General information
- Date: January 16, 1994
- Location: Crystal Ballroom, Hyatt Hotel, Manila
- Network: Vintage Sports on PTV

Overview
- League: Philippine Basketball Association
- First selection: Noli Locsin (Tondeña 65)

= 1994 PBA draft =

Player selection in Philippine basketball

The 1994 Philippine Basketball Association (PBA) rookie draft was an event at which teams drafted players from the amateur ranks. It was held on January 16, 1994, at the Crystal Ballroom of the Hyatt Hotel in Manila.

==Round 1==

| Pick | Player | Country of origin* | PBA team | College |
|---|---|---|---|---|
| 1 | Manuel Luis Locsin | Philippines | Tondeña 65 Rhum | De La Salle |
| 2 | Reynaldo Evangelista | Philippines | Coney Island Ice Cream Stars | Santo Tomas |
| 3 | Emmanuel Victoria Jr. | Philippines | Swift Mighty Meaties | San Beda |
| 4 | Richard Ticzon | Philippines | Pepsi Mega Hotshots | Ateneo de Manila |
| 5 | Edward Juinio | Philippines | Alaska Milkmen | UP Diliman |
| 6 | Merwin Castelo | Philippines | Alaska Milkmen | San Beda |
| 7 | Expedito Falcasantos | Philippines | Sta. Lucia Realtors | Cebu Central |
| 8 | Vicente Hizon | Philippines | Coney Island Ice Cream Stars | Ateneo de Manila |

==Round 2==

| Pick | Player | Country of origin* | PBA team | College |
|---|---|---|---|---|
| 9 | Wilmer Ong | Philippines | Tondeña 65 Rhum | Saint La Salle |
| 10 | Henrico Gascon | Philippines | Shell Helix | Far Eastern |
| 11 | Jesus Baglayon | Philippines | Sta. Lucia Realtors |  |
| 12 | Cris Bade | Philippines | Shell Helix | San Sebastian |
| 13 | Cris Bolado | Philippines | Alaska Milkmen | National |
| 14 | Peter Naron | Philippines | Coney Island Ice Cream Stars | Visayas |
| 15 | Mike Otto | Philippines | San Miguel Beermen | Far Eastern |
| 16 | Rudolf Belmonte | Philippines | Swift Mighty Meaties | Santo Tomas |

==Round 3==

| Pick | Player | Country of origin* | PBA team | College |
|---|---|---|---|---|
| 17 | Jonas Mariano | Philippines | Tondeña 65 Rhum | De La Salle |
| 18 | Eric Quiday | Philippines | Shell Helix | Perpetual Help |
| 19 | Vidal Labrada | Philippines | Sta.

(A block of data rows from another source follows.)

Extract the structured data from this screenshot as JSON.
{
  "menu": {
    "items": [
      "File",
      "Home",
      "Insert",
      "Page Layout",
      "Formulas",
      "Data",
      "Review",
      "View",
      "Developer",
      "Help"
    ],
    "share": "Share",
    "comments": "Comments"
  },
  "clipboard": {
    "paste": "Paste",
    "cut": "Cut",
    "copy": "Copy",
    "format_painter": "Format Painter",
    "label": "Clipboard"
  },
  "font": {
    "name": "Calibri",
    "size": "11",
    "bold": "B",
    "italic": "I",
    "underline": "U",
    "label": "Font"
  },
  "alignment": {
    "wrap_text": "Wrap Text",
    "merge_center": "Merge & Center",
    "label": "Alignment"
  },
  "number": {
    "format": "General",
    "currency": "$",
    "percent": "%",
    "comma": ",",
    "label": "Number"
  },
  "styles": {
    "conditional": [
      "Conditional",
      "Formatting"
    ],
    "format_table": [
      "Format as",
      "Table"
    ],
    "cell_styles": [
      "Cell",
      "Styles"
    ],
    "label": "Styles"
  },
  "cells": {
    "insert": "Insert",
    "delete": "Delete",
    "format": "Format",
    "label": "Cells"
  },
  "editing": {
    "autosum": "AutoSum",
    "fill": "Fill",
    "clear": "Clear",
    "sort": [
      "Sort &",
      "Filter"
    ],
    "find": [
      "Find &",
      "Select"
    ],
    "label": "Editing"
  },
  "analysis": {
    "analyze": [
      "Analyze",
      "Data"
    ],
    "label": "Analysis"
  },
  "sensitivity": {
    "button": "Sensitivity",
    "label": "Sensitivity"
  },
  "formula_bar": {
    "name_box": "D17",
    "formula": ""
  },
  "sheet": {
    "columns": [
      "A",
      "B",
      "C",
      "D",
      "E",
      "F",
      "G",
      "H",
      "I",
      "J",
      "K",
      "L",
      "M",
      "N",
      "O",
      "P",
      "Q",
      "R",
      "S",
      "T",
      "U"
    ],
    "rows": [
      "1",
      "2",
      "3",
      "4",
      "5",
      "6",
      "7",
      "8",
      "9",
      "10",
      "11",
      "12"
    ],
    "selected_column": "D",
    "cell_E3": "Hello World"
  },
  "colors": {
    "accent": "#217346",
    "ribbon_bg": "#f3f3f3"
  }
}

Lucia Realtors | San Jose-Recoletos |
| 20 | Beltran Reyes | Philippines | Coney Island Ice Cream Stars | Santo Tomas |
| 21 | Alfredo Mislang | Philippines | Swift Mighty Meaties | Perpetual Help |

==Round 4==

| Pick | Player | Country of origin* | PBA team | College |
|---|---|---|---|---|
| 22 | Renato Cabaluna | Philippines | Tondeña 65 Rum | Santo Tomas |
| 23 | Octavio Marasigan | Philippines | Shell Helix | Mapúa |
| 24 | Ramon Singson | Philippines | Sta. Lucia Realtors | Santo Tomas |
| 25 | Genesis Sasuman | Philippines | Swift Mighty Meaties | Letran |

==Round 5==

| Pick | Player | Country of origin* | PBA team | College |
|---|---|---|---|---|
| 26 | Porfirio Marzan | Philippines | Tondeña 65 Rum | Baguio |
| 27 | Arnold Padaong | Philippines | Shell Helix | Far Eastern |

==Notes==
- Amateur standouts Marlou Aquino and Edward Joseph Feihl, both of Adamson University, withdrew their applications.
- Pepsi's rights to Richard Anthony Ticzon, including second-round draft picks in the 1995 and 1996 drafts, were traded to Purefoods for Dindo Pumaren and Dwight Lago.
- In another draft day trade, Pepsi traded its second round rights to Shell for Rey Cuenco.

==Sources==
- "Ballclubs stunned by Feihl, Aquino decision," The Philippine Star, January 6, 1994.
- "Ginebra starts new build-up with Locsin," The Philippine Star, January 17, 1994.